I am in the process of learning Objective C. Some rather different
syntax; I don't see why they had to re-invent things, darn them.
Keep in mind that Objective-C was originally created in 1983, the same year as C++. So, it's not really a reinvention, at least of the languages you're likely used to. In fact it probably predates many of said languages. Objective-C is heavily inspired by Smalltalk, but I think you'd find Smalltalk syntax even more unfamiliar!

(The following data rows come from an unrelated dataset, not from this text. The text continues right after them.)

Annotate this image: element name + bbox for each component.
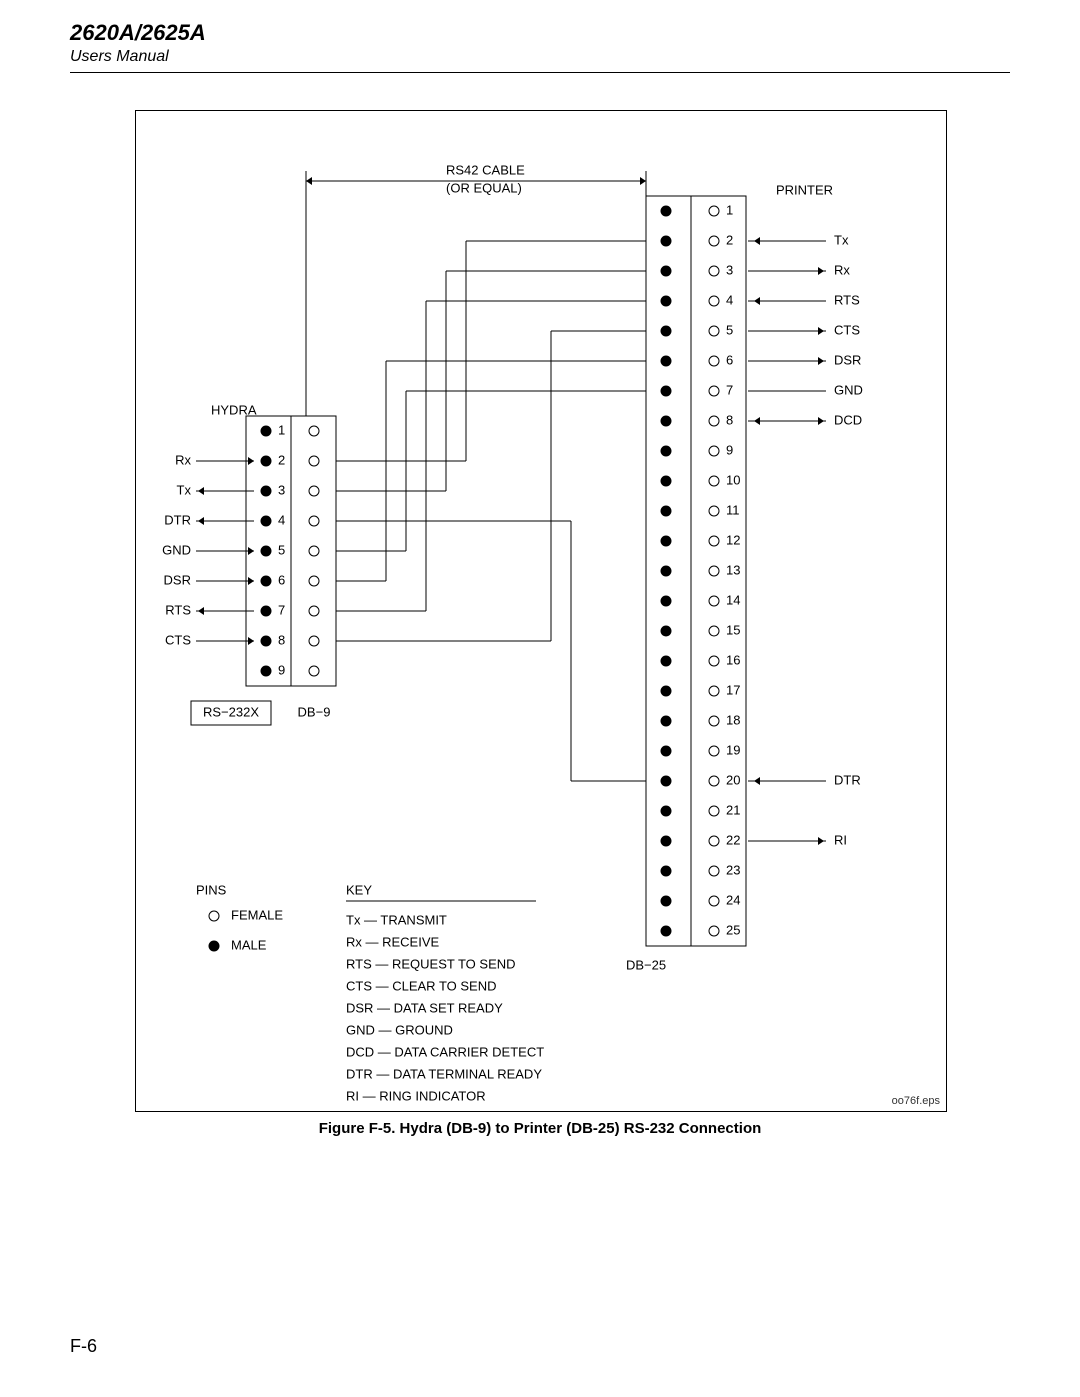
svg-text:13: 13 — [726, 562, 740, 577]
svg-text:14: 14 — [726, 592, 740, 607]
svg-text:RTS: RTS — [834, 292, 860, 307]
svg-text:19: 19 — [726, 742, 740, 757]
svg-text:22: 22 — [726, 832, 740, 847]
model-number: 2620A/2625A — [70, 20, 1010, 46]
svg-text:PINS: PINS — [196, 882, 227, 897]
svg-text:18: 18 — [726, 712, 740, 727]
svg-text:FEMALE: FEMALE — [231, 907, 283, 922]
svg-text:9: 9 — [278, 662, 285, 677]
svg-text:CTS — CLEAR TO SEND: CTS — CLEAR TO SEND — [346, 978, 497, 993]
svg-text:2: 2 — [726, 232, 733, 247]
svg-text:5: 5 — [278, 542, 285, 557]
eps-filename: oo76f.eps — [892, 1095, 940, 1107]
svg-text:3: 3 — [726, 262, 733, 277]
svg-text:DB−9: DB−9 — [298, 704, 331, 719]
svg-text:DTR — DATA TERMINAL READY: DTR — DATA TERMINAL READY — [346, 1066, 542, 1081]
svg-text:RS42 CABLE: RS42 CABLE — [446, 162, 525, 177]
svg-text:DSR — DATA SET READY: DSR — DATA SET READY — [346, 1000, 503, 1015]
svg-text:7: 7 — [726, 382, 733, 397]
svg-text:1: 1 — [278, 422, 285, 437]
svg-text:Tx: Tx — [177, 482, 192, 497]
svg-text:25: 25 — [726, 922, 740, 937]
svg-text:9: 9 — [726, 442, 733, 457]
svg-text:5: 5 — [726, 322, 733, 337]
page-number: F-6 — [70, 1336, 97, 1357]
svg-text:GND: GND — [162, 542, 191, 557]
svg-text:(OR EQUAL): (OR EQUAL) — [446, 180, 522, 195]
svg-text:7: 7 — [278, 602, 285, 617]
svg-text:RTS — REQUEST TO SEND: RTS — REQUEST TO SEND — [346, 956, 516, 971]
svg-text:GND: GND — [834, 382, 863, 397]
svg-text:11: 11 — [726, 502, 740, 517]
svg-text:Rx — RECEIVE: Rx — RECEIVE — [346, 934, 440, 949]
svg-text:DCD — DATA CARRIER DETECT: DCD — DATA CARRIER DETECT — [346, 1044, 544, 1059]
svg-text:8: 8 — [278, 632, 285, 647]
svg-text:15: 15 — [726, 622, 740, 637]
svg-text:16: 16 — [726, 652, 740, 667]
svg-text:CTS: CTS — [834, 322, 860, 337]
svg-text:RI: RI — [834, 832, 847, 847]
svg-text:RTS: RTS — [165, 602, 191, 617]
svg-text:Tx: Tx — [834, 232, 849, 247]
svg-text:RI — RING INDICATOR: RI — RING INDICATOR — [346, 1088, 486, 1103]
page-header: 2620A/2625A Users Manual — [70, 20, 1010, 73]
figure-frame: RS42 CABLE(OR EQUAL)HYDRA12Rx3Tx4DTR5GND… — [135, 110, 947, 1112]
svg-text:HYDRA: HYDRA — [211, 402, 257, 417]
svg-text:4: 4 — [726, 292, 733, 307]
svg-text:DCD: DCD — [834, 412, 862, 427]
svg-text:21: 21 — [726, 802, 740, 817]
svg-text:3: 3 — [278, 482, 285, 497]
svg-text:12: 12 — [726, 532, 740, 547]
manual-subtitle: Users Manual — [70, 48, 1010, 66]
svg-text:10: 10 — [726, 472, 740, 487]
svg-text:DSR: DSR — [164, 572, 191, 587]
wiring-diagram: RS42 CABLE(OR EQUAL)HYDRA12Rx3Tx4DTR5GND… — [136, 111, 946, 1111]
svg-text:Rx: Rx — [175, 452, 191, 467]
page: 2620A/2625A Users Manual RS42 CABLE (OR E… — [0, 0, 1080, 1397]
svg-text:DTR: DTR — [834, 772, 861, 787]
svg-text:24: 24 — [726, 892, 740, 907]
figure-caption: Figure F-5. Hydra (DB-9) to Printer (DB-… — [0, 1120, 1080, 1137]
svg-text:1: 1 — [726, 202, 733, 217]
svg-text:RS−232X: RS−232X — [203, 704, 259, 719]
svg-text:23: 23 — [726, 862, 740, 877]
svg-text:PRINTER: PRINTER — [776, 182, 833, 197]
svg-text:6: 6 — [278, 572, 285, 587]
svg-text:8: 8 — [726, 412, 733, 427]
svg-text:KEY: KEY — [346, 882, 372, 897]
svg-text:DSR: DSR — [834, 352, 861, 367]
svg-text:20: 20 — [726, 772, 740, 787]
svg-text:2: 2 — [278, 452, 285, 467]
svg-text:CTS: CTS — [165, 632, 191, 647]
svg-text:6: 6 — [726, 352, 733, 367]
svg-text:GND — GROUND: GND — GROUND — [346, 1022, 453, 1037]
svg-text:DTR: DTR — [164, 512, 191, 527]
svg-text:MALE: MALE — [231, 937, 267, 952]
svg-text:17: 17 — [726, 682, 740, 697]
svg-text:DB−25: DB−25 — [626, 957, 666, 972]
svg-text:Tx — TRANSMIT: Tx — TRANSMIT — [346, 912, 447, 927]
svg-text:Rx: Rx — [834, 262, 850, 277]
svg-text:4: 4 — [278, 512, 285, 527]
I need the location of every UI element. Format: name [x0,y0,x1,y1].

An instance method is one where you have to create an instance of a
class to use the methods. Proceeded by a minus sign. A class method is
one where you DO NOT have to create a class instance. Proceeded by a
Yes, you essentially have that straight. Class methods, whose declaration/definition begins with a '+', can be called on a class itself instead of an instance of a class. In Objective-C, classes are themselves objects. Class methods can't access instance variables (because they're not called on an instance), but otherwise, they're regular methods. Instance methods may only be called on an instantiated instance of a class, and have access to that instance's internal state (ie. its instance variables).
So would it be appropriate to write a class that you don't intend to
instantiate with methods that you can use where ever?
Sure, this is not unreasonable. Whether it's a great idea or not is another question. I think many times it's more appropriate to use regular functions rather than class methods for this sort of thing. Class methods are typically used for convenience methods (like factory methods), to configure global/default behavior of all instances of that class, and that sort of thing.